A commentary reported in this month’s Journal of the Proceedings of the National Academy of Sciences states a unique concept to provide an incentive for shareholders of energy generation industry stocks. Thought is was worth mentioning in our blog because of the what strikes at the hearts of investors: profit and accountability. S. Levy
An important task of contemporary academic research is the design of policy that promotes a sustainable energy transition. Dangerman and Schnellnhuber (1) (D&S hereafter) explain theoretically, and show empirically, that it is very difficult to move away from unsustainable technologies. The role of investment funds that go disproportionally to dominant, pollutive technologies is emphasized. The policy suggestion of D&S is modifying corporate law to make shareholders legally liable for environmental impacts of firms in which they invest. The resulting “legal negative feedback loop” to shareholders’ decisions will alter the allocation of capital investment in favor of cleaner “niche” technologies. According to D&S, this would “balance the shareholders’ zest for unrestricted expansion.” They add that it can have a precautionary effect by discouraging investment away from pollutive industries in an early development phase.
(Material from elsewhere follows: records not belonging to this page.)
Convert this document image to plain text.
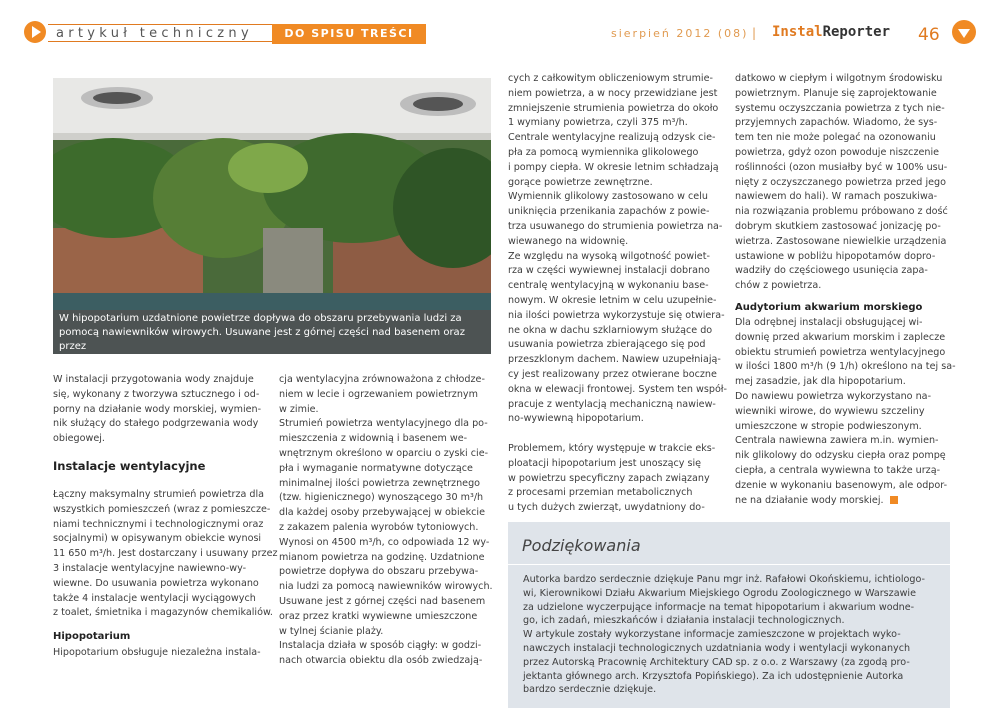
artykuł techniczny	DO SPISU TREŚCI	sierpień 2012 (08) | InstalReporter 46
W hipopotarium uzdatnione powietrze dopływa do obszaru przebywania ludzi za
pomocą nawiewników wirowych. Usuwane jest z górnej części nad basenem oraz przez
kratki wywiewne umieszczone w tylnej ścianie plaży
W instalacji przygotowania wody znajduje
się, wykonany z tworzywa sztucznego i od-
porny na działanie wody morskiej, wymien-
nik służący do stałego podgrzewania wody
obiegowej.
Instalacje wentylacyjne
Łączny maksymalny strumień powietrza dla
wszystkich pomieszczeń (wraz z pomieszcze-
niami technicznymi i technologicznymi oraz
socjalnymi) w opisywanym obiekcie wynosi
11 650 m³/h. Jest dostarczany i usuwany przez
3 instalacje wentylacyjne nawiewno-wy-
wiewne. Do usuwania powietrza wykonano
także 4 instalacje wentylacji wyciągowych
z toalet, śmietnika i magazynów chemikaliów.
Hipopotarium
Hipopotarium obsługuje niezależna instala-
cja wentylacyjna zrównoważona z chłodze-
niem w lecie i ogrzewaniem powietrznym
w zimie.
Strumień powietrza wentylacyjnego dla po-
mieszczenia z widownią i basenem we-
wnętrznym określono w oparciu o zyski cie-
pła i wymaganie normatywne dotyczące
minimalnej ilości powietrza zewnętrznego
(tzw. higienicznego) wynoszącego 30 m³/h
dla każdej osoby przebywającej w obiekcie
z zakazem palenia wyrobów tytoniowych.
Wynosi on 4500 m³/h, co odpowiada 12 wy-
mianom powietrza na godzinę. Uzdatnione
powietrze dopływa do obszaru przebywa-
nia ludzi za pomocą nawiewników wirowych.
Usuwane jest z górnej części nad basenem
oraz przez kratki wywiewne umieszczone
w tylnej ścianie plaży.
Instalacja działa w sposób ciągły: w godzi-
nach otwarcia obiektu dla osób zwiedzają-
cych z całkowitym obliczeniowym strumie-
niem powietrza, a w nocy przewidziane jest
zmniejszenie strumienia powietrza do około
1 wymiany powietrza, czyli 375 m³/h.
Centrale wentylacyjne realizują odzysk cie-
pła za pomocą wymiennika glikolowego
i pompy ciepła. W okresie letnim schładzają
gorące powietrze zewnętrzne.
Wymiennik glikolowy zastosowano w celu
uniknięcia przenikania zapachów z powie-
trza usuwanego do strumienia powietrza na-
wiewanego na widownię.
Ze względu na wysoką wilgotność powiet-
rza w części wywiewnej instalacji dobrano
centralę wentylacyjną w wykonaniu base-
nowym. W okresie letnim w celu uzupełnie-
nia ilości powietrza wykorzystuje się otwiera-
ne okna w dachu szklarniowym służące do
usuwania powietrza zbierającego się pod
przeszklonym dachem. Nawiew uzupełniają-
cy jest realizowany przez otwierane boczne
okna w elewacji frontowej. System ten współ-
pracuje z wentylacją mechaniczną nawiew-
no-wywiewną hipopotarium.
Problemem, który występuje w trakcie eks-
ploatacji hipopotarium jest unoszący się
w powietrzu specyficzny zapach związany
z procesami przemian metabolicznych
u tych dużych zwierząt, uwydatniony do-
datkowo w ciepłym i wilgotnym środowisku
powietrznym. Planuje się zaprojektowanie
systemu oczyszczania powietrza z tych nie-
przyjemnych zapachów. Wiadomo, że sys-
tem ten nie może polegać na ozonowaniu
powietrza, gdyż ozon powoduje niszczenie
roślinności (ozon musiałby być w 100% usu-
nięty z oczyszczanego powietrza przed jego
nawiewem do hali). W ramach poszukiwa-
nia rozwiązania problemu próbowano z dość
dobrym skutkiem zastosować jonizację po-
wietrza. Zastosowane niewielkie urządzenia
ustawione w pobliżu hipopotamów dopro-
wadziły do częściowego usunięcia zapa-
chów z powietrza.
Audytorium akwarium morskiego
Dla odrębnej instalacji obsługującej wi-
downię przed akwarium morskim i zaplecze
obiektu strumień powietrza wentylacyjnego
w ilości 1800 m³/h (9 1/h) określono na tej sa-
mej zasadzie, jak dla hipopotarium.
Do nawiewu powietrza wykorzystano na-
wiewniki wirowe, do wywiewu szczeliny
umieszczone w stropie podwieszonym.
Centrala nawiewna zawiera m.in. wymien-
nik glikolowy do odzysku ciepła oraz pompę
ciepła, a centrala wywiewna to także urzą-
dzenie w wykonaniu basenowym, ale odpor-
ne na działanie wody morskiej.
Podziękowania
Autorka bardzo serdecznie dziękuje Panu mgr inż. Rafałowi Okońskiemu, ichtiologo-
wi, Kierownikowi Działu Akwarium Miejskiego Ogrodu Zoologicznego w Warszawie
za udzielone wyczerpujące informacje na temat hipopotarium i akwarium wodne-
go, ich zadań, mieszkańców i działania instalacji technologicznych.
W artykule zostały wykorzystane informacje zamieszczone w projektach wyko-
nawczych instalacji technologicznych uzdatniania wody i wentylacji wykonanych
przez Autorską Pracownię Architektury CAD sp. z o.o. z Warszawy (za zgodą pro-
jektanta głównego arch. Krzysztofa Popińskiego). Za ich udostępnienie Autorka
bardzo serdecznie dziękuje.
Studies on environmental policy tend to focus on changing the behavior of consumers and producers and give considerably less attention to investors. The D&S proposal is therefore a welcome addition to the literature. Investors receive more notice in research on “environmental innovation” and “sustainability transitions”. A central policy finding here is that a combination of environmental regulation and innovation support is needed to foster a sustainable energy transition . The first will change the costs and benefits of production and thus the profits in the positive feedback cycle of both the dominant and alternative technologies.